I can tell that my Spanish is improving. I can understand most things I read to a greater or lesser extent and I can just about hold together a simple conversation with a sympathetic and patient companion. I'm still apt to give a cross-eyed and slightly panicky response when somebody unexpectedly speaks to me in Spanish, but even my understanding of the sounds I hear is making progress. What my ears used to interpret as "badabadabadabadabadabada...." now sounds like: "badabada estaba bada manana badaba tambien badabada mas o menos badabadabadabada no?" which, I'm sure you'll agree, is progress.

Interestingly, my English is also improving. Not only my grammar - which is understandable, given the number of hours I devote to studying it to stay ahead of my students (who usually have a far better grasp of it than I do) - but also my vocabulary. Or at least the range of words I use in normal speech. That's probably also related to staying one step beyond my students - if my grammar's a tad shaky at times, I can always blind them with loads of shiny new words. They tend to like that and so do I.

Theo and I are both learning bits and pieces of Spanish from our students - although they're strongly discouraged from using their native language in their English lessons, it doesn't stop them doing so, especially the children. So the free translation service we get as a result certainly helps. Best of all, our students' mistakes when speaking English tend to point to what the equivalent construction would be in Spanish, which gives us a bit of a leg-up during our own language travails.

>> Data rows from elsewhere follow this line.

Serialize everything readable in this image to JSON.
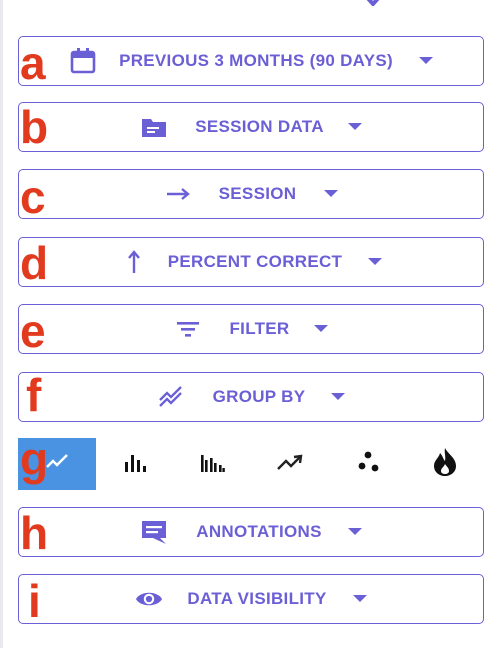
{
  "controls": [
    {
      "key": "a",
      "label": "PREVIOUS 3 MONTHS (90 DAYS)",
      "icon": "calendar-icon"
    },
    {
      "key": "b",
      "label": "SESSION DATA",
      "icon": "folder-icon"
    },
    {
      "key": "c",
      "label": "SESSION",
      "icon": "arrow-right-icon"
    },
    {
      "key": "d",
      "label": "PERCENT CORRECT",
      "icon": "arrow-up-icon"
    },
    {
      "key": "e",
      "label": "FILTER",
      "icon": "filter-icon"
    },
    {
      "key": "f",
      "label": "GROUP BY",
      "icon": "multiline-icon"
    },
    {
      "key": "h",
      "label": "ANNOTATIONS",
      "icon": "comment-icon"
    },
    {
      "key": "i",
      "label": "DATA VISIBILITY",
      "icon": "eye-icon"
    }
  ],
  "letters": {
    "a": "a",
    "b": "b",
    "c": "c",
    "d": "d",
    "e": "e",
    "f": "f",
    "g": "g",
    "h": "h",
    "i": "i"
  },
  "chart_types": [
    {
      "icon": "line-chart-icon",
      "selected": true
    },
    {
      "icon": "bar-chart-icon",
      "selected": false
    },
    {
      "icon": "grouped-bar-chart-icon",
      "selected": false
    },
    {
      "icon": "trend-chart-icon",
      "selected": false
    },
    {
      "icon": "scatter-chart-icon",
      "selected": false
    },
    {
      "icon": "heat-chart-icon",
      "selected": false
    }
  ],
  "colors": {
    "accent": "#6b5fd6",
    "selected_bg": "#4a93e3",
    "annotation": "#e23a1f"
  }
}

None of that really eases our pain when it comes to getting our heads round the business of Spanish tenses and verb endings. Not since my Latin lessons have I had to commit so many different suffixes to heart. As for when you use one type of past tense rather than another - don't get me started.

But that said, it's definitely feeling like less of an unintelligible jumble of random sounds and more like real-life words and meanings. And if in doubt, I can always employ my Spanish killer punch: "vale, vale, vale - claro!" It works in almost any situation.